De rechtbank heeft het beroep van appellant gegrond verklaard en het bedrag waarvoor hij aansprakelijk werd gesteld vastgesteld op € 82.999,12. Appellant heeft in hoger beroep aangevoerd dat de berekening van gedaagde niet aansluit bij de realiteit en heeft verschillende grieven ingediend, onderbouwd met stukken. Gedaagde heeft echter gesteld dat zijn berekening is gebaseerd op de grootboekrekening van de B.V. en dat appellant niet voldoende bewijs heeft geleverd voor zijn claims.

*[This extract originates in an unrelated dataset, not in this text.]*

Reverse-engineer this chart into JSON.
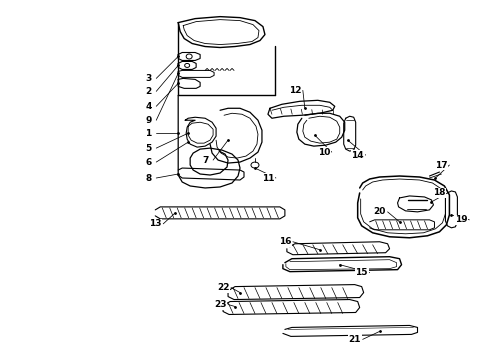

De Raad heeft geoordeeld dat de discrepantie tussen de grootboekrekening en de jaarrekening voor rekening van appellant komt. De Raad heeft ook geoordeeld dat gedaagde de berekening van het bovenloon moet corrigeren, maar dat de overige claims van appellant niet voldoende onderbouwd zijn. Uiteindelijk heeft de Raad de aangevallen uitspraak vernietigd voor wat betreft het bedrag van de aansprakelijkstelling, maar bevestigd voor het overige. Gedaagde is veroordeeld in de proceskosten van appellant tot een bedrag van € 644,-- en moet het betaalde griffierecht van € 87,-- vergoeden.

Uitspraak

03/1606 CSV
U I T S P R A A K
in het geding tussen:
[appellant], wonende te [woonplaats], appellant,
en
de Raad van bestuur van het Uitvoeringsinstituut werknemersverzekeringen, gedaagde.
I. ONTSTAAN EN LOOP VAN HET GEDING
Namens appellant heeft mr. J.C.P. van Kollenburg, advocaat te Etten-Leur, op bij aanvullend beroepschrift van 2 mei 2003 aangevoerde gronden hoger beroep ingesteld tegen de uitspraak van de rechtbank Breda van 28 januari 2003, kenmerk 02/1405.
Gedaagde heeft een verweerschrift ingediend.
Het geding is behandeld ter zitting van de Raad op 27 januari 2005, waar namens appellant, ambtshalve opgeroepen, is verschenen mr. C.A.M. Dilven, kantoorgenoot van mr. Van Kollenburg. Gedaagde, eveneens ambtshalve opgeroepen, heeft zich doen vertegenwoordigen door mr. R. Hofland, werkzaam bij het Uitvoeringsinstituut werknemersverzekeringen (Uwv).
II. MOTIVERING
Appellant was van 1 januari 1994 tot en met 2 maart 1994 bestuurder van Aannemingsbedrijf Ad Nouws B.V. in oprichting en van 3 maart 1994 tot en met 17 augustus 1998 bestuurder van Aannemingsbedrijf Ad Nouws B.V. (hierna: de B.V.). In die gehele periode is een premieschuld ontstaan van f 312.806,65. Bij besluit van 5 januari 2001 heeft gedaagde appellant op grond van artikel 16c, eerste lid, aanhef en onder c, en artikel 16d van de Coördinatiewet Sociale Verzekering aansprakelijk gesteld voor dat bedrag.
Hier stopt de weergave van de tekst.